Sunday, April 7, 2024

Thoughts on Takeout

    On Criterion I watched a 2004 indie film called Takeout, directed by Sean Baker and Shih-Ching Tsou, about an undocumented Chinese immigrant named Ming (Charles Jang), struggling to get by in NYC, sending money back to his family in China, and in debt to a loan shark, needing to raise $800 by the end of the night, with 30% interest included. He works as a delivery man for a Chinese restaurant, hustling to get enough tips and pay to add to his stash, and dealing with pressure from the loan shark’s hired goons, stress from the restaurant and difficult customers, trying to keep his bike from breaking or getting stolen, and trying to keep it together during a difficult day of working in the rain.

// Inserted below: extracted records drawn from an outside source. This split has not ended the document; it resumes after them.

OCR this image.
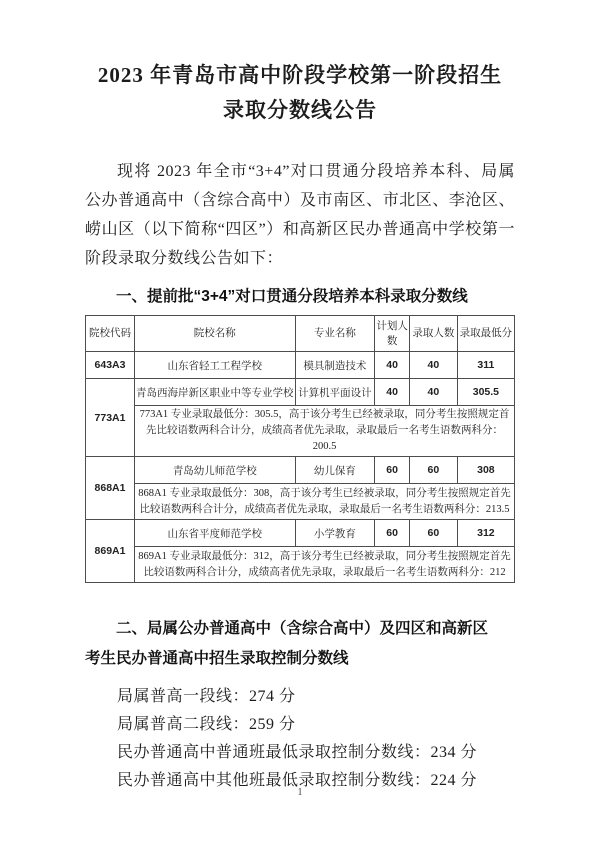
2023 年青岛市高中阶段学校第一阶段招生
录取分数线公告
现将 2023 年全市“3+4”对口贯通分段培养本科、局属公办普通高中（含综合高中）及市南区、市北区、李沧区、崂山区（以下简称“四区”）和高新区民办普通高中学校第一阶段录取分数线公告如下：
一、提前批“3+4”对口贯通分段培养本科录取分数线
院校代码	院校名称	专业名称	计划人数	录取人数	录取最低分
643A3	山东省轻工工程学校	模具制造技术	40	40	311
773A1	青岛西海岸新区职业中等专业学校	计算机平面设计	40	40	305.5
	773A1 专业录取最低分：305.5，高于该分考生已经被录取，同分考生按照规定首先比较语数两科合计分，成绩高者优先录取，录取最后一名考生语数两科分：200.5				
868A1	青岛幼儿师范学校	幼儿保育	60	60	308
	868A1 专业录取最低分：308，高于该分考生已经被录取，同分考生按照规定首先比较语数两科合计分，成绩高者优先录取，录取最后一名考生语数两科分：213.5				
869A1	山东省平度师范学校	小学教育	60	60	312
	869A1 专业录取最低分：312，高于该分考生已经被录取，同分考生按照规定首先比较语数两科合计分，成绩高者优先录取，录取最后一名考生语数两科分：212				
二、局属公办普通高中（含综合高中）及四区和高新区
考生民办普通高中招生录取控制分数线
局属普高一段线：274 分
局属普高二段线：259 分
民办普通高中普通班最低录取控制分数线：234 分
民办普通高中其他班最低录取控制分数线：224 分
1
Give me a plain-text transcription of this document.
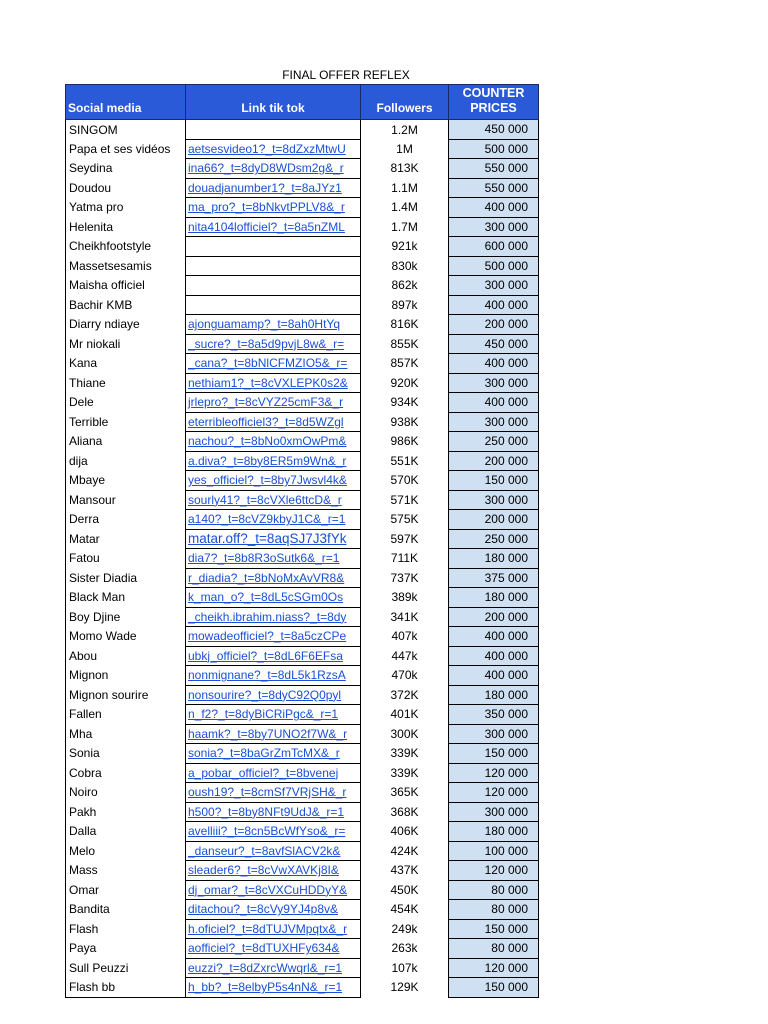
FINAL OFFER REFLEX
Social media	Link tik tok	Followers	COUNTER
PRICES
SINGOM		1.2M	450 000
Papa et ses vidéos	aetsesvideo1?_t=8dZxzMtwU	1M	500 000
Seydina	ina66?_t=8dyD8WDsm2g&_r	813K	550 000
Doudou	douadjanumber1?_t=8aJYz1	1.1M	550 000
Yatma pro	ma_pro?_t=8bNkvtPPLV8&_r	1.4M	400 000
Helenita	nita4104lofficiel?_t=8a5nZML	1.7M	300 000
Cheikhfootstyle		921k	600 000
Massetsesamis		830k	500 000
Maisha officiel		862k	300 000
Bachir KMB		897k	400 000
Diarry ndiaye	ajonguamamp?_t=8ah0HtYq	816K	200 000
Mr niokali	_sucre?_t=8a5d9pvjL8w&_r=	855K	450 000
Kana	_cana?_t=8bNlCFMZIO5&_r=	857K	400 000
Thiane	nethiam1?_t=8cVXLEPK0s2&	920K	300 000
Dele	jrlepro?_t=8cVYZ25cmF3&_r	934K	400 000
Terrible	eterribleofficiel3?_t=8d5WZgl	938K	300 000
Aliana	nachou?_t=8bNo0xmOwPm&	986K	250 000
dija	a.diva?_t=8by8ER5m9Wn&_r	551K	200 000
Mbaye	yes_officiel?_t=8by7Jwsvl4k&	570K	150 000
Mansour	sourly41?_t=8cVXle6ttcD&_r	571K	300 000
Derra	a140?_t=8cVZ9kbyJ1C&_r=1	575K	200 000
Matar	matar.off?_t=8aqSJ7J3fYk	597K	250 000
Fatou	dia7?_t=8b8R3oSutk6&_r=1	711K	180 000
Sister Diadia	r_diadia?_t=8bNoMxAvVR8&	737K	375 000
Black Man	k_man_o?_t=8dL5cSGm0Os	389k	180 000
Boy Djine	_cheikh.ibrahim.niass?_t=8dy	341K	200 000
Momo Wade	mowadeofficiel?_t=8a5czCPe	407k	400 000
Abou	ubkj_officiel?_t=8dL6F6EFsa	447k	400 000
Mignon	nonmignane?_t=8dL5k1RzsA	470k	400 000
Mignon sourire	nonsourire?_t=8dyC92Q0pyl	372K	180 000
Fallen	n_f2?_t=8dyBiCRiPgc&_r=1	401K	350 000
Mha	haamk?_t=8by7UNO2f7W&_r	300K	300 000
Sonia	sonia?_t=8baGrZmTcMX&_r	339K	150 000
Cobra	a_pobar_officiel?_t=8bvenej	339K	120 000
Noiro	oush19?_t=8cmSf7VRjSH&_r	365K	120 000
Pakh	h500?_t=8by8NFt9UdJ&_r=1	368K	300 000
Dalla	avelliii?_t=8cn5BcWfYso&_r=	406K	180 000
Melo	_danseur?_t=8avfSlACV2k&	424K	100 000
Mass	sleader6?_t=8cVwXAVKj8I&	437K	120 000
Omar	dj_omar?_t=8cVXCuHDDyY&	450K	80 000
Bandita	ditachou?_t=8cVy9YJ4p8v&	454K	80 000
Flash	h.oficiel?_t=8dTUJVMpqtx&_r	249k	150 000
Paya	aofficiel?_t=8dTUXHFy634&	263k	80 000
Sull Peuzzi	euzzi?_t=8dZxrcWwqrl&_r=1	107k	120 000
Flash bb	h_bb?_t=8elbyP5s4nN&_r=1	129K	150 000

    I did like seeing what a big difference twenty years makes, seeing past delivery with calling the restaurant and paying in cash at the door, as opposed to today’s app-based delivery and pre-paying for meals. And that with a lot of migrants working as delivery people on motorbikes today, it’s still very relevant with the struggle.
    I got really into this, how realistic it felt, and could get into how frustrating things felt for the characters, especially whenever a wrench gets thrown into Ming’s way and making me feel for him a lot. Sean Baker would go on to make Tangerine, The Florida Project, and Red Rocket, and Shih-Ching Tsou would produce those films, so it’s cool seeing some early work from them.